How to Replace Multiple Characters in Access SQL?
Asked Answered
G

9

1

I'm a novice at SQL, so hopefully someone can spell this out for me. I tried following the "Replace Multiple Strings in SQL Query" posting, but I got stuck.

I'm trying to do the same thing as the originator of the above posting but with a different table and different fields. Let's say that the following field "ShiptoPlant" in table "BTST" has three records (my table actually has thousands of records)...

Table Name: BTST

   ---------------
   | ShiptoPlant |
   | ----------- |
   | Plant #1    |
   | Plant - 2   |
   | Plant/3     |
   ---------------

Here's what I'm trying to type in the SQL screen:

SELECT CASE WHEN ShipToPlant IN ("#", "-", "/") Then ""
ELSE ShipToPlant END FROM BTST;

I keep getting the message (Error 3075)...

"Syntax error (missing operator) in query expression 
'CASE WHEN ShiptoPlant IN (";","/"," ") Then "" ELSE ShipToPlant END'."

I want to do this operation for every character on the keyboard, with exception of "*" since it is a wildcard.

Any help you could provide would be greatly appreciated!

EDIT: Background Information added from the comments

I have collected line-item invoice-level data from each our 14 suppliers for the 2008 calendar year. I am trying to normalize the plant names that are given to us by our suppliers.

Each supplier can call a plant by a different name e.g.
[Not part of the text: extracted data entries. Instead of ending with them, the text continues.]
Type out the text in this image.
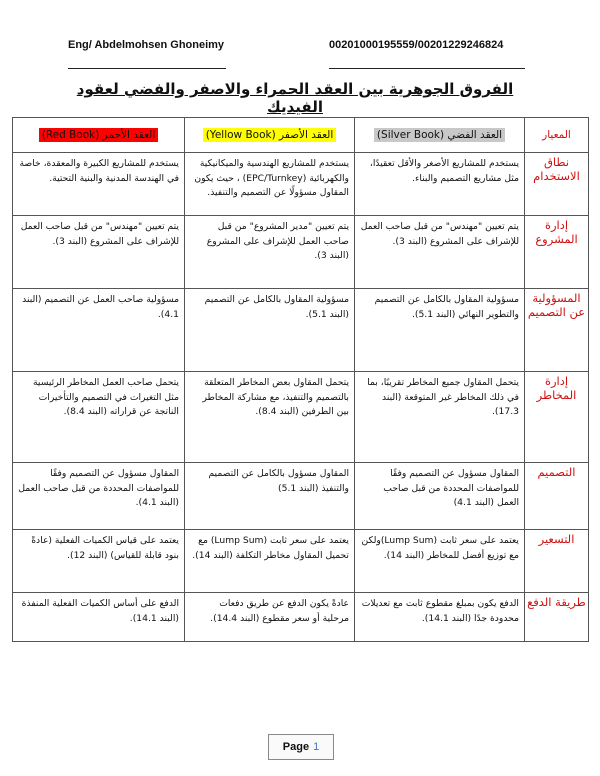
Eng/ Abdelmohsen Ghoneimy	00201000195559/00201229246824
الفروق الجوهرية بين العقد الحمراء والاصفر والفضي لعقود الفيديك
المعيار	العقد الفضي (Silver Book)	العقد الأصفر (Yellow Book)	العقد الأحمر (Red Book)
نطاق الاستخدام	يستخدم للمشاريع الأصغر والأقل تعقيدًا، مثل مشاريع التصميم والبناء.	يستخدم للمشاريع الهندسية والميكانيكية والكهربائية (EPC/Turnkey) ، حيث يكون المقاول مسؤولًا عن التصميم والتنفيذ.	يستخدم للمشاريع الكبيرة والمعقدة، خاصة في الهندسة المدنية والبنية التحتية.
إدارة المشروع	يتم تعيين "مهندس" من قبل صاحب العمل للإشراف على المشروع (البند 3).	يتم تعيين "مدير المشروع" من قبل صاحب العمل للإشراف على المشروع (البند 3).	يتم تعيين "مهندس" من قبل صاحب العمل للإشراف على المشروع (البند 3).
المسؤولية عن التصميم	مسؤولية المقاول بالكامل عن التصميم والتطوير النهائي (البند 5.1).	مسؤولية المقاول بالكامل عن التصميم (البند 5.1).	مسؤولية صاحب العمل عن التصميم (البند 4.1).
إدارة المخاطر	يتحمل المقاول جميع المخاطر تقريبًا، بما في ذلك المخاطر غير المتوقعة (البند 17.3).	يتحمل المقاول بعض المخاطر المتعلقة بالتصميم والتنفيذ، مع مشاركة المخاطر بين الطرفين (البند 8.4).	يتحمل صاحب العمل المخاطر الرئيسية مثل التغيرات في التصميم والتأخيرات الناتجة عن قراراته (البند 8.4).
التصميم	المقاول مسؤول عن التصميم وفقًا للمواصفات المحددة من قبل صاحب العمل (البند 4.1)	المقاول مسؤول بالكامل عن التصميم والتنفيذ (البند 5.1)	المقاول مسؤول عن التصميم وفقًا للمواصفات المحددة من قبل صاحب العمل (البند 4.1).
التسعير	يعتمد على سعر ثابت (Lump Sum)ولكن مع توزيع أفضل للمخاطر (البند 14).	يعتمد على سعر ثابت (Lump Sum) مع تحميل المقاول مخاطر التكلفة (البند 14).	يعتمد على قياس الكميات الفعلية (عادةً بنود قابلة للقياس) (البند 12).
طريقة الدفع	الدفع يكون بمبلغ مقطوع ثابت مع تعديلات محدودة جدًا (البند 14.1).	عادةً يكون الدفع عن طريق دفعات مرحلية أو سعر مقطوع (البند 14.4).	الدفع على أساس الكميات الفعلية المنفذة (البند 14.1).
Page 1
Signode Service on our master list could be called by suppliers

Signode Service 
Signode - Service.
SignodeSvc
SignodeService

I'm trying to strip non-alphanumeric chars so that I can try to identify the plant using our master listing by creating a series of links that look at the first 10 char, if no match, 8 char, 6, 4...

My basic hang-up is that I don't know how to strip the alphanumeric characters from the table. I'll be doing this operation on several columns, but I planned on creating separate queries to edit the other columns.

Perhaps I need to do a mass update query that strips all the alphanumerics. I'm still unclear on how to write it. Here's what I started out with to take out all the spaces. It worked great, but failed when I tried to nest the replace

UPDATE BTST SET ShipToPlant = replace(ShipToPlant," ","");

EDIT 2: Further Information taken from Comments

Every month, up to 100 new permutations of our plant names appear in our line item invoice data- this could represent thousands of invoice records. I'm trying to construct a quick and dirty way to assign a master_id of the definitive name to each plant name permutation. The best way I can see to do so is to look at the plant, address, city and state fields, but the problem with this is that these fields have various permutations as well, for example,

128 Brookview Drive
128 Brookview Lane

By taking out alphanumerics and doing

LEFT(PlantName,#chars) & _
LEFT(Address,#chars) & _
LEFT(City,#chars) & _
LEFT(State,#chars) 

and by changing the number of characters until a match is found between the invoice data and the Master Plant Listing (both tables contain the Plant, Address, City and State fields), you can eventually find a match. Of course, when you start dwindling down the number of characters you are LEFTing, the accuracy becomes compromised. I've done this in excel and had decent yield. Can anyone recommend a better solution?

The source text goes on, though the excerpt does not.